I didn’t meet Louise until I’d been in the job for a couple of weeks, but I’d heard all about her. She was famous. Notorious even.
Then on my third Monday morning at our weekly sales and publicity meeting, I did.
She’d broken her ankle six weeks previously, walking down the little street that connects Oxford Street and Soho Square where our offfices were located. She’d been reading Melody Maker as she went, not looking where she was going as usual, and tripped over the kerb. Silly cow. A couple of guys who were working on one of the buildings carried her back to the office where they called an ambulance. So my first sight of her was as she blew into the conference room, red hair permed and flowing, full-on make-up job, with loads of lipstick and eye liner, wearing a halter top made out of patches of ten kinds of material that she’d got from Mr Freedom, a long black skirt with buttons up the front, unbuttoned almost to her crotch, one gold, platform soled boot with a six inch heel, and one built-up plaster on the other leg. She looked great and she knew it.

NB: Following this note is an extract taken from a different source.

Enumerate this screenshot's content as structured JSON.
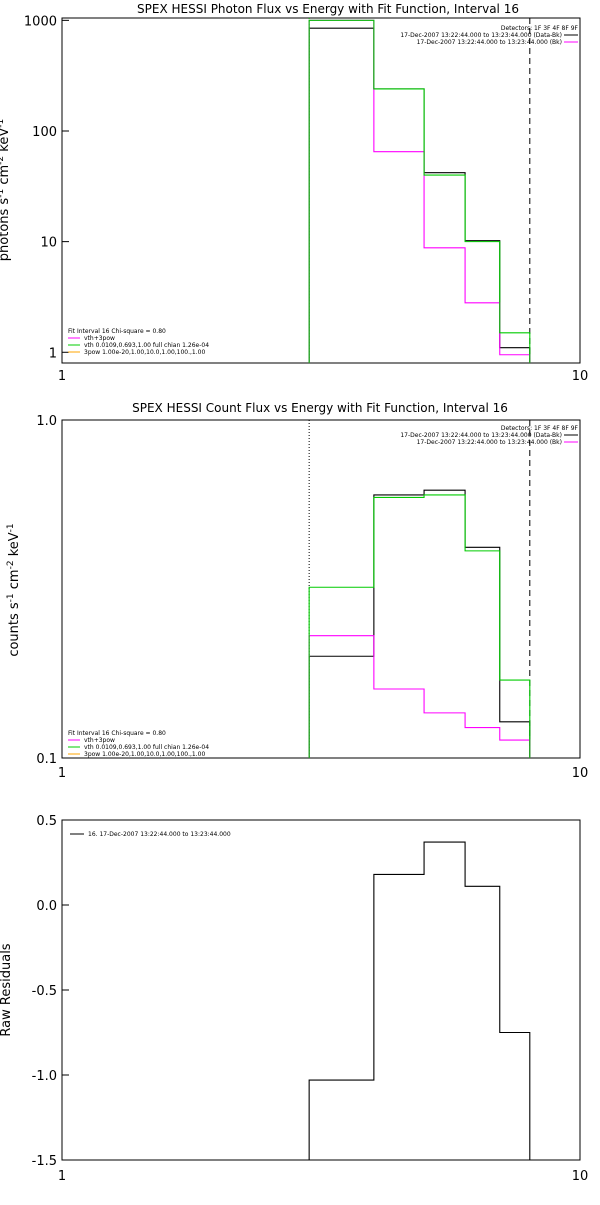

‘Who the hell is that?’ I said to my boss.
‘That’s Louise Spenser,’ he replied. ‘You wanna watch her.’
And I did. Couldn’t keep my eyes off her, to be honest. And she knew it.
After the meeting we all went to the boozer. The Nellie Dean in Dean Street. I stood next to her at the bar and hummed ‘Jake The Peg’. It’s a Rolf Harris song about a bloke with an extra leg. Funny what you remember.
She gave me a cold stare, and sat with two members of our most popular band of the time.
A few months later she told me that she thought I was one of the most objectionable men she’d ever met.
We were in bed together when she told me that, which just goes to show that first impressions can be misleading.
She was always accident-prone. Whilst we were together she broke her leg once, her arm twice, and I lost count of the number of times she fell over in the street.
Even the way she died was by accident, although it took over three years for it to happen.
But we’ll get to that later.
* * * *
For some reason the pair of us saw quite a lot of each other that spring, and at first I knew she wasn’t very happy about it.
We had to go to the same places, you see. I got promoted to being a record plugger along with all my other jobs, and we’d bump into each other at Radio 1, Thames TV and London
Weekend, as well as at concerts and in the office.
I followed her around like a dog. She was three years younger than me. Only twenty when we met. But believe me, she was a world of experience wiser.
It seemed to me that she loved only two things. Music and alcohol. Not necessarily in that order. Of course with the music, came the guys in the bands, and with the booze came certain other substances. All of them illegal. But what did we care? Like her, ever since I’d first come across them, I’d taken to them like a duck to a duck pond.